Yeah, but weren't GCHQ spying on Americans as a US proxy?
Wasn't that the point of the Five Eyes, "I'll bypass your laws for you if you bypass my laws for me".
This year's RSA conference was the busiest on record, with over 40,000 people cramming the halls (and later, bars) of San Francisco, and more than a few of them were raising glasses to NSA whistleblower Edward Snowden. "The Snowden effect has had an undeniable effect on the business," Pravin Kothari, CEO of cloud encryption …
I disagree - it's entirely expected.
Can't think of anybody who'd like the idea of providing the "output of their keyboard" to anybody they didn't intend to.
Even amongst those that like the idea of 'surveillance' (to catch those pesky paedophile-terrorists) - I've never noticed anybody campaigning to get their own data captured.
Snowden basically confirmed fears.
Greatest beneficiary of Theresa May's current quest will be the security services getting a massive bump in their income (I'm sure in no way influencing their backing of her..) and the proliferation of consumer-friendly VPN services to overcome the snooping.
Whole world seems to have lost their rational mind over this.
"Greatest beneficiary of Theresa May's current quest..."
I think she's just a sock puppet, like Jacqui Smith.

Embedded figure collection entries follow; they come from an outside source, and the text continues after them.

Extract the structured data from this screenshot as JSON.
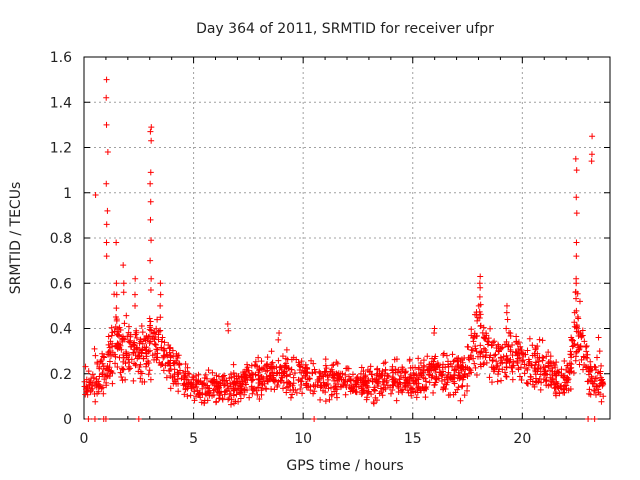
{
  "chart_data": {
    "type": "scatter",
    "title": "Day 364 of 2011, SRMTID for receiver ufpr",
    "xlabel": "GPS time / hours",
    "ylabel": "SRMTID / TECUs",
    "xlim": [
      0,
      24
    ],
    "ylim": [
      0,
      1.6
    ],
    "xticks": [
      "0",
      "5",
      "10",
      "15",
      "20"
    ],
    "yticks": [
      "0",
      "0.2",
      "0.4",
      "0.6",
      "0.8",
      "1",
      "1.2",
      "1.4",
      "1.6"
    ],
    "grid": true,
    "marker": "+",
    "series_color": "#ff0000",
    "envelope": {
      "description": "estimated typical SRMTID level vs time (dense scatter, representative trace)",
      "hours": [
        0,
        0.5,
        1,
        1.3,
        1.8,
        2.5,
        3,
        3.5,
        4,
        5,
        6,
        7,
        8,
        9,
        10,
        11,
        12,
        13,
        14,
        15,
        16,
        17,
        17.5,
        18,
        18.5,
        19,
        20,
        21,
        22,
        22.5,
        23,
        23.5
      ],
      "srmtid": [
        0.15,
        0.16,
        0.22,
        0.38,
        0.32,
        0.28,
        0.32,
        0.3,
        0.22,
        0.15,
        0.14,
        0.15,
        0.19,
        0.2,
        0.18,
        0.18,
        0.16,
        0.15,
        0.18,
        0.17,
        0.2,
        0.2,
        0.21,
        0.38,
        0.28,
        0.27,
        0.26,
        0.22,
        0.16,
        0.42,
        0.2,
        0.17
      ]
    },
    "peaks": [
      {
        "hour": 0.5,
        "values": [
          0.99,
          0.31,
          0.28
        ]
      },
      {
        "hour": 1.05,
        "values": [
          1.5,
          1.42,
          1.3,
          1.18,
          1.04,
          0.92,
          0.86,
          0.78,
          0.72
        ]
      },
      {
        "hour": 1.5,
        "values": [
          0.78,
          0.6,
          0.55,
          0.49
        ]
      },
      {
        "hour": 1.8,
        "values": [
          0.68,
          0.6,
          0.56
        ]
      },
      {
        "hour": 2.3,
        "values": [
          0.62,
          0.55,
          0.5
        ]
      },
      {
        "hour": 3.05,
        "values": [
          1.29,
          1.27,
          1.23,
          1.09,
          1.04,
          0.96,
          0.88,
          0.79,
          0.7,
          0.62,
          0.57
        ]
      },
      {
        "hour": 3.5,
        "values": [
          0.6,
          0.55,
          0.5,
          0.45
        ]
      },
      {
        "hour": 6.6,
        "values": [
          0.42,
          0.39
        ]
      },
      {
        "hour": 8.9,
        "values": [
          0.38,
          0.35
        ]
      },
      {
        "hour": 16.0,
        "values": [
          0.4,
          0.38
        ]
      },
      {
        "hour": 18.05,
        "values": [
          0.63,
          0.6,
          0.58,
          0.54,
          0.5
        ]
      },
      {
        "hour": 19.3,
        "values": [
          0.5,
          0.47,
          0.44,
          0.4
        ]
      },
      {
        "hour": 22.45,
        "values": [
          1.15,
          1.1,
          0.98,
          0.91,
          0.78,
          0.72,
          0.62,
          0.6,
          0.56
        ]
      },
      {
        "hour": 23.2,
        "values": [
          1.25,
          1.17,
          1.14
        ]
      },
      {
        "hour": 23.5,
        "values": [
          0.36,
          0.3
        ]
      }
    ],
    "zeros": [
      0.2,
      0.5,
      0.9,
      1.0,
      2.5,
      10.5,
      23.0,
      23.3
    ]
  }
}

One was a left sock and one a right, but you'd have to look real close to spot any difference between the two.
Another planted bad-actor mouthing words, to be ejected from government rather than a person of substantial thinking.
As to whether she'll get Snoopers Charter, and legalize warrant-less mass surveillance of British people? That depends on how many bad-actors have infiltrated the political system.
GCHQ have been doing this since Jacqui Smiths 'mastering the internet', sharing the data with the NSA, and hiding the details from UK Parliament. So USA has had considerable influence and leverage over British politics for about 6 years. That's one election cycle at least.
I don't think they have control yet. Look at Snoopers Charter, its got two parts, 1) the "re-affirm" part that tries to make the GCHQ domestic surveillance legal while pretending its already legal. And 2) the "anyone in uniform can get any data without any judicial process on anyone for any reason" part.
The second part is so extreme, so loosely worded, that its likely cover for the first part. Next to part 2), part 1) seem like the least insane part.
You don't provide that kind of political game if you already have tight control over Parliament.
From what I read about businesses paying to get their encrypted data back, you should think about what your data is worth to you, because that's exactly what it's worth to the malware guys.
You might also want to think about what it's worth not to have that data posted on pastebin or something similar. Data leaks are like farts: once the data is out there, there is no way to get it back.
People should ask that question. Even in the extremely unlikely event that data from this service is made public, what are the consequences? In some cases, very bad things. In many cases, not much at all. Most of your data is completely uninteresting to the world even if you handed it to them. Right now people protect every IT asset as though it has the launch codes.
Also, as Snowden demonstrated, use all the IT security you like, you are still only as secure as your least happy employee with data access rights. It is amazing that peoples' conclusion from Snowden is that more IT traditional security spending is required... as opposed to 'hmm, most of our security investments are not really protecting us.' Not unexpected though. People would rather throw money at a problem than admit they are not in control.